A large-scale network analysis of >45,000 sequences of RO catalytic α-subunits was generated, aimed at understanding the origins of TPA bioconversion. Consistent with the unique homohexameric structures identified by Capyk and Eltis (34), PDO α-subunits from Comamonas are sufficiently sequence distant that they are not grouped with the same PFAM family (PF00848) and are not found in this sequence similarity network (SSN). Analysis of the network identified a subcluster containing the closest sequence relatives to TPADO (Fig. 6 and SI Appendix, Fig. S24). While only a few members of the subcluster are characterized in the literature, they are all known to catalyze reactions with aryl-carboxylic acids, which structurally resemble TPA. Many of the nodes in the cluster shown in Fig. 6A are annotated as similar to AhdA1c, the catalytic subunit of salicylate-1-monooxyenase (IPR043264). A multiple sequence alignment revealed a cluster-wide conserved arginine, which forms a salt bridge to one of the carboxylate groups of TPA (R309) (Fig. 4) and which is proposed to engage in a similar interaction with salicylate based on structural characterization of NagGH (38). An additional set of residues (N224, S243, and R390) has side chains within hydrogen-bonding distance of the second carboxylate in the TPA and 2-OH-TPA costructures with TPADO (Figs. 4 and 5) described here. These are not conserved in the other functionally annotated sequences highlighted in Fig. 6. This conserved motif may, therefore, offer a means of identifying diverse TPADOs from sequence databases. Additional interesting findings resulting from the SSN analysis cannot be discussed here at length. We are supplying the network file for readers to explore the vast sequence space. Many of the clusters in the SSN are made up entirely of sequences with no known function, suggesting that a plethora of catalytic diversity remains to be discovered.

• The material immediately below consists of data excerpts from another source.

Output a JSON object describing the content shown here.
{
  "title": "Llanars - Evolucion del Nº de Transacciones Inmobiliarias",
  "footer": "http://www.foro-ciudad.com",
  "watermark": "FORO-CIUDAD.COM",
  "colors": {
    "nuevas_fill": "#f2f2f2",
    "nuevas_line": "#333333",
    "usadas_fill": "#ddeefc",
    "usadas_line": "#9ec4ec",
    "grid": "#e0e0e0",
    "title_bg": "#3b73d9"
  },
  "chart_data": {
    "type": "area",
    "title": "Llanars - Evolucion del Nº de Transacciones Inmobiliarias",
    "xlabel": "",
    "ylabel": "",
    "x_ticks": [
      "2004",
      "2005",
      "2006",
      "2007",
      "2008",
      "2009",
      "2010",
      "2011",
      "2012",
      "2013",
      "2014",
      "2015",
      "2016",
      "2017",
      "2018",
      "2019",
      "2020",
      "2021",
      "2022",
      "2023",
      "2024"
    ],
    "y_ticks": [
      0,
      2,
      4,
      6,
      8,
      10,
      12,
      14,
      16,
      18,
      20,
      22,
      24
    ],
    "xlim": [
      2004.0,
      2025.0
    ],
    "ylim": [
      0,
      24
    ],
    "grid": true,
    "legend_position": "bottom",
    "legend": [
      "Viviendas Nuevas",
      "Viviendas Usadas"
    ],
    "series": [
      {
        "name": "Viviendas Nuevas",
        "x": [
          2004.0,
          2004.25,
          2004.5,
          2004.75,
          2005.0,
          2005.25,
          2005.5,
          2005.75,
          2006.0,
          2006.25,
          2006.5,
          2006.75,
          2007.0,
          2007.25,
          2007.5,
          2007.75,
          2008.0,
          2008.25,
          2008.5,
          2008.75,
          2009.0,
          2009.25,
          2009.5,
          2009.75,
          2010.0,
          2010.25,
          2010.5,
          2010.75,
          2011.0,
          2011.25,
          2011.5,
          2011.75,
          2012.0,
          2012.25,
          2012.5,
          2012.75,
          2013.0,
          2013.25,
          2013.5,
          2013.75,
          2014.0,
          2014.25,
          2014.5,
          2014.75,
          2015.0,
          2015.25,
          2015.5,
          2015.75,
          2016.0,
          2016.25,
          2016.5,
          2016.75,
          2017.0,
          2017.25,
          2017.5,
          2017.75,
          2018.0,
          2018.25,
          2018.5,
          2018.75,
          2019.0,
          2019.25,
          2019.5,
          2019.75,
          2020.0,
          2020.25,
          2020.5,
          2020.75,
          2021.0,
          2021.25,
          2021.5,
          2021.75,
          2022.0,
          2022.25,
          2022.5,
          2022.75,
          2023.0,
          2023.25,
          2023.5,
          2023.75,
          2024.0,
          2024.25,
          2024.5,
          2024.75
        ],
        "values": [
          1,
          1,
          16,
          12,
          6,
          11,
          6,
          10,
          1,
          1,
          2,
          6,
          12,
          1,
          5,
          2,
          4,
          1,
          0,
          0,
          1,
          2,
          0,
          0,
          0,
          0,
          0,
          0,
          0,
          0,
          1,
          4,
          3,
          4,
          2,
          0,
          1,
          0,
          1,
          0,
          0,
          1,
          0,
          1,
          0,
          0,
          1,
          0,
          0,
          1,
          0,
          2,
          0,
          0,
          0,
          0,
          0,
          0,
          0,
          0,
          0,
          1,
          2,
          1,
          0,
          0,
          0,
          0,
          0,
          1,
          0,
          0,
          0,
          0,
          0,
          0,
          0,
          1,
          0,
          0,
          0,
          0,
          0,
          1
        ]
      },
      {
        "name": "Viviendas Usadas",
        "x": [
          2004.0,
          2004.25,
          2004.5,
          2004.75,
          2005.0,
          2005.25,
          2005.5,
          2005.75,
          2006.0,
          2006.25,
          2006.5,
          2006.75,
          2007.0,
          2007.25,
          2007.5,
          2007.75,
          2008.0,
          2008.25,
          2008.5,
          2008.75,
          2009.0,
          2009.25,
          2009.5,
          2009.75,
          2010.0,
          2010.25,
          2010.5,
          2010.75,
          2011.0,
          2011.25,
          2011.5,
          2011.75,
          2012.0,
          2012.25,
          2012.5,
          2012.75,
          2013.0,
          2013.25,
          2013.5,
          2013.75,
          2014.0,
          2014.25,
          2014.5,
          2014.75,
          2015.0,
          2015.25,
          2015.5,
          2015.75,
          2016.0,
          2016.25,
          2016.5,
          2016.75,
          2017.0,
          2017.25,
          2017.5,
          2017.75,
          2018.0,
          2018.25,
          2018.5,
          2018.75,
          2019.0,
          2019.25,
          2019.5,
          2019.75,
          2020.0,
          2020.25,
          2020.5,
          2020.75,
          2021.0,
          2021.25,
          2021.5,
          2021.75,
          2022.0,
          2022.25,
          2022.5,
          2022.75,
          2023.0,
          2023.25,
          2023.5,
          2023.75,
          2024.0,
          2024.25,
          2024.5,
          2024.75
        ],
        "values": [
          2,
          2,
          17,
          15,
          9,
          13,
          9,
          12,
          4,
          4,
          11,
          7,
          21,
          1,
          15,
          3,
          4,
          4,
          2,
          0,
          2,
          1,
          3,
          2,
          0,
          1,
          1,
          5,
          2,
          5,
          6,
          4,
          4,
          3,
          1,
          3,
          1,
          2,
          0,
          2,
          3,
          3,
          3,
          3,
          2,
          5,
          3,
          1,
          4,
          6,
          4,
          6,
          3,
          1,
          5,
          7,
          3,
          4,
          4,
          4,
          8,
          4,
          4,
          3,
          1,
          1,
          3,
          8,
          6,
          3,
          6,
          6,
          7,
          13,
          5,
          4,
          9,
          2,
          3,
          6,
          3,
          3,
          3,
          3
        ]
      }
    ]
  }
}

A structure-based mechanism can be proposed to explain the observed products of the TPADO-catalyzed reactions with TPA, 2-OH-TPA, and 2-NH2-TPA considering the data presented here and two additional observations. First, the network analysis revealed a close sequence relationship between the α-subunits of TPADO and anthranilate dioxygenase from Burkholderia cepacia DBO1 (36). This organism can grow with anthranilic acid as a sole carbon source, where it is proposed that its RO functions to dihydroxylate anthranilate, which then spontaneously deaminates and decarboxylates to yield PCA (36). Second, extensive prior work has shown that NDO, perhaps the best-studied RO, can catalyze a variety of oxidations depending on the position of the substrate in the wild type (WT )and variant enzymes relative to the site of O2 activation. Aryl carbons that are closest to the mononuclear iron (30, 57) are generally prioritized for hydroxylation.
A mechanism (Scheme 1A), taking these observations and prior work with ROs into account, would proceed as follows. Substrate binding near to the mononuclear Fe in fully reduced TPADO is expected to displace an iron-bound water molecule from TPADO (29, 40, 41). Here, we observed an unexpectedly large change in the conformation of a helix containing two Fe-ligating histidine residues in response to substrate binding (Fig. 4C), consistent with the role of the substrate in permitting binding and reductive activation of O2. The initially formed ferric-η1-superoxy intermediate (48) or the related Fe-oxo/Fe-hydroxo species could in principle be the oxygenating species. This species would attack the nearest available substrate carbon (Fe ring C2 = 3.6 Å). Addition of a second active site electron from the Rieske cluster yields the ring 1,2-epoxide, adjacent to the mononuclear ferric-hydroxyl. Nucleophilic attack of the hydroxyl at ring C1 forms the hydrogenated, dearomatized, cis-diol product.
Dioxygenation of the ring 1,2-carbons of 2-OH-TPA by this route would yield an unstable gem-diol at the ring C2 position. This is expected to readily dehydrate and decarboxylate to yield PCA and CO2 in the presence of an aqueous proton source to react with the hydroxyl-leaving group. An analogous mechanism has been postulated for the close sequence relative of TPADO, anthranilate dioxygenase, in which the substrate, a 2-amino benzoate, is initially dihydroxylated and hydrogenated at the ring 1,2-carbons. Protonation of the C2-NH2 group would catalyze the breakdown of the product to yield catechol, CO2, and ammonia, which would rapidly acquire a proton to form ammonium cation under neutral, aqueous conditions. The dicarboxylate analog of anthranilate (2-NH2-TPA) serves as a substrate of TPADO with the corresponding deaminated product PCA, although the poorer amino-leaving group leads to a lower level of productive turnover compared with 2-OH-TPA. The close relationship between TPADO and anthranilate dioxygenase and the proximity of the reactive Fe(II) to the 1,2-carbons of TPA or 2-OH-TPA in the TPADO structures presented here (Fig. 5C) suggest an analogous route to DCD or PCA production in TPADO (Scheme 1B).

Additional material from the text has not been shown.